THE BLOG

Political Signs and Religious Symbols: A Dangerous Analogy

10/06/2013 10:17 EDT | Updated 12/06/2013 05:12 EST

When a government attempts to limit its citizens' freedom, it must prove that the limitation is necessary to preserve the public interest. The Marois government wishes to prohibit employees of public institutions from wearing religious symbols,under threat of dismissal. However, the Marois government has not proven that such infringement of freedom is in the public interest.

Our public servants are already subject to a code of ethics that requires them to not make decisions based on religious prejudice (as well as gender, race, or sexual orientation). The Marois government says it is not enough and wants government employees to hide their affiliation with a particular religion.

Yet the government has failed to produce any empirical data to justify this questioning of the right of all citizens to work without being discriminated against because of the dress code imposed by their religious convictions. As Minister Drainville himself admitted, he has no study that demonstrates that public servants who wear religious symbols are incapable of assuming their professional responsibilities in an impartial way.

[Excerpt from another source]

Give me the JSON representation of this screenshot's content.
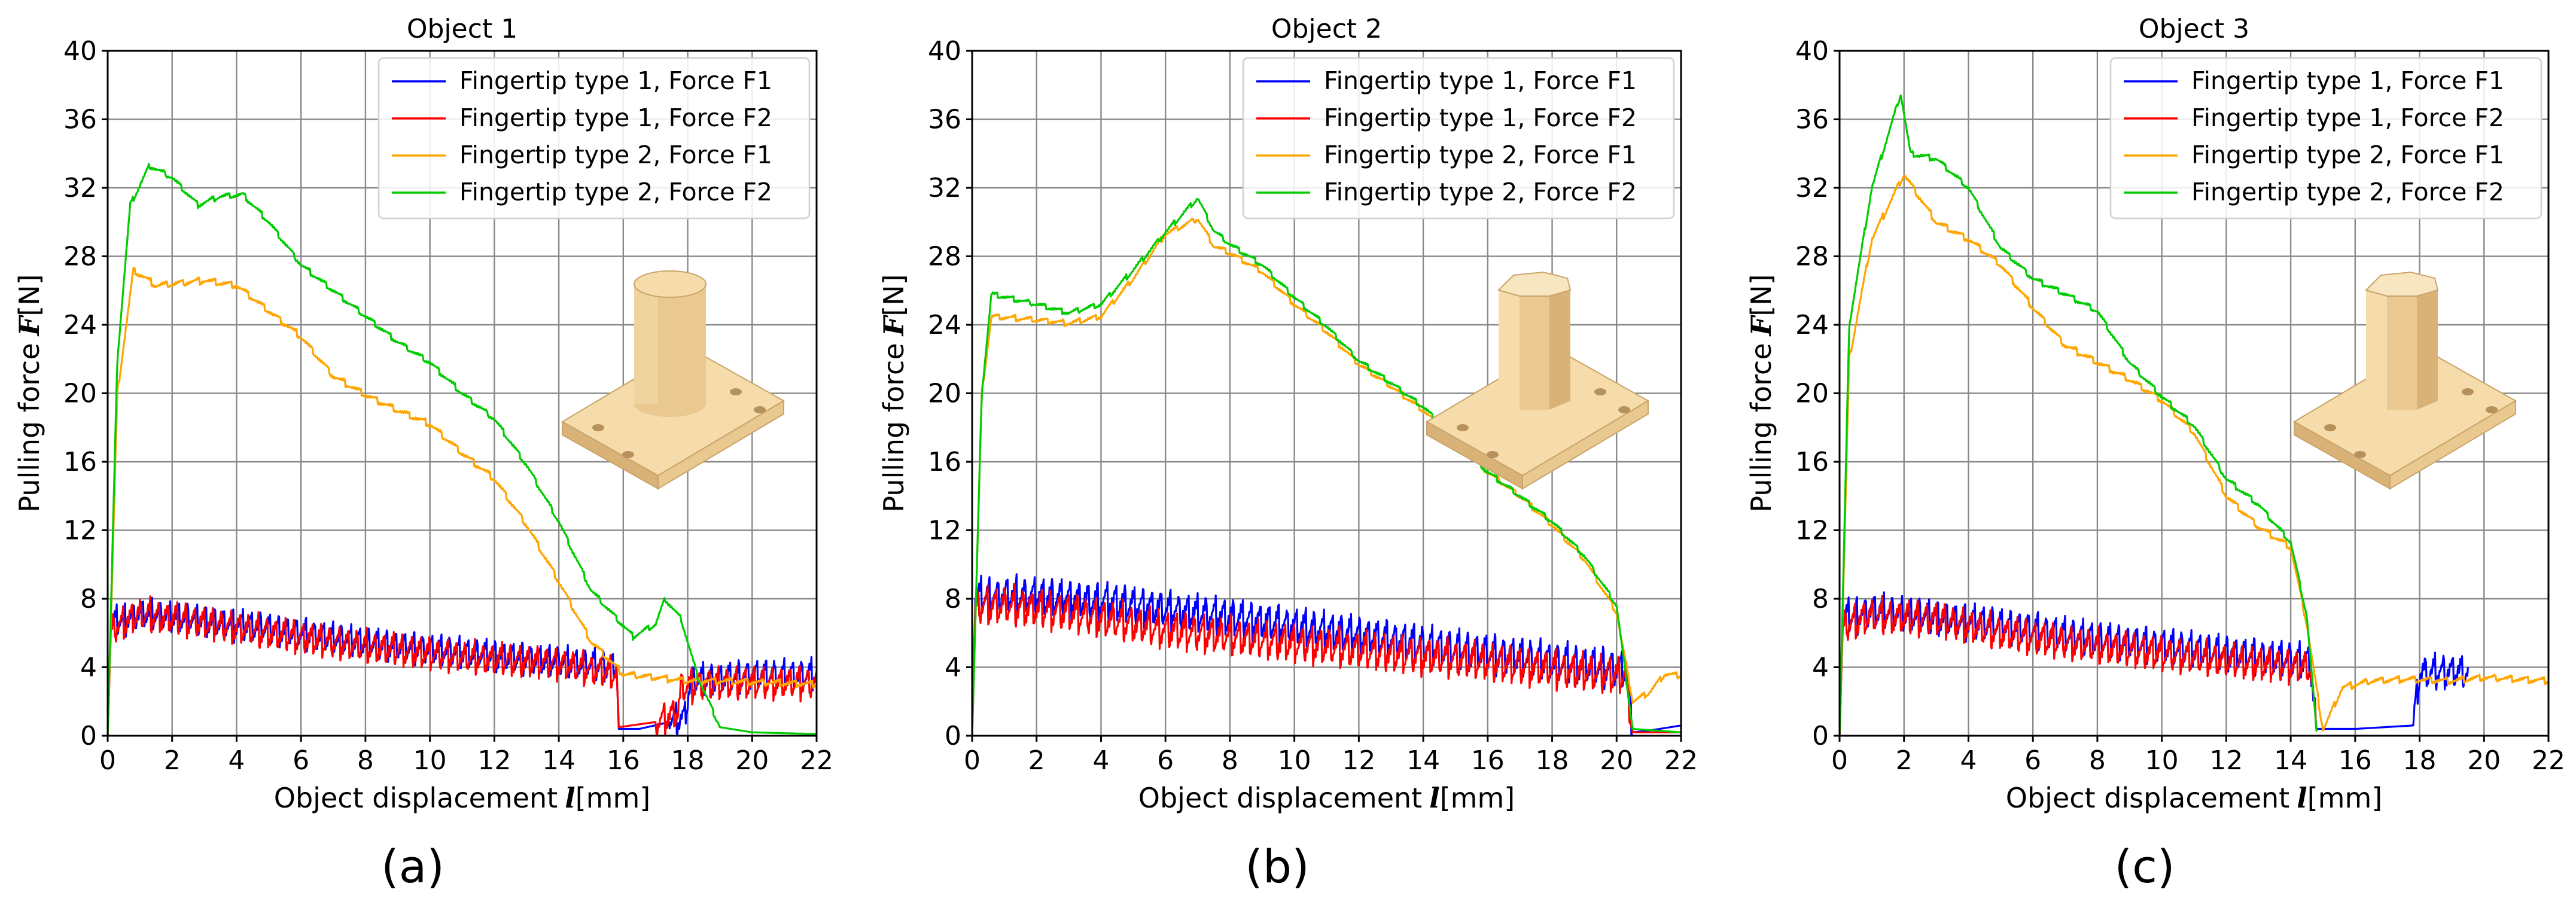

In lieu of empirical proof, Minister Drainville and his colleague Mr. Lisée ask us to be satisfied with the following, flawed reasoning which he keeps repeating time and time again: since government employees have the obligation to keep their political allegiances to themselves while performing their functions, they should also keep their religious allegiances hidden.

This is a misleading analogy, for two reasons. First, in our democracy, there is no mandatory dress code attached to membership in a political party. Such an obligation would be considered totally unreasonable. On the contrary, observance of a dress code is intimately linked to the practice of certain religions. Requiring employees to stop wearing a religious symbol or face losing their jobs is a violation of their freedom of conscience.

The second reason is that in our secular society, political parties are in power, not religious organizations. Public servants have the obligation to serve the government that employs them, whatever the ruling party. That is why State employees who are directly involved in the public service must not make apparent their political preferences in the course of their duties. This allows them to serve the government of the day while ensuring the continuity of public administration if a different party seizes power.

Applying this reasoning to the religious sphere is wrong and abusive. For the State to remain neutral with respect to religions, there is no need to request its employees to hide theirs.The obligation that public servants have to keep their political allegiance to themselves must not be used to justify forbidding them from wearing religious symbols. In terms of rights and freedoms, that is a misleading and dangerous analogy.

The Marois government must renounce imposing on people the unfair obligation to choose between access to public sector jobs and their right to freedom of conscience and religion, recognized and protected by the Charters of Rights and Freedoms.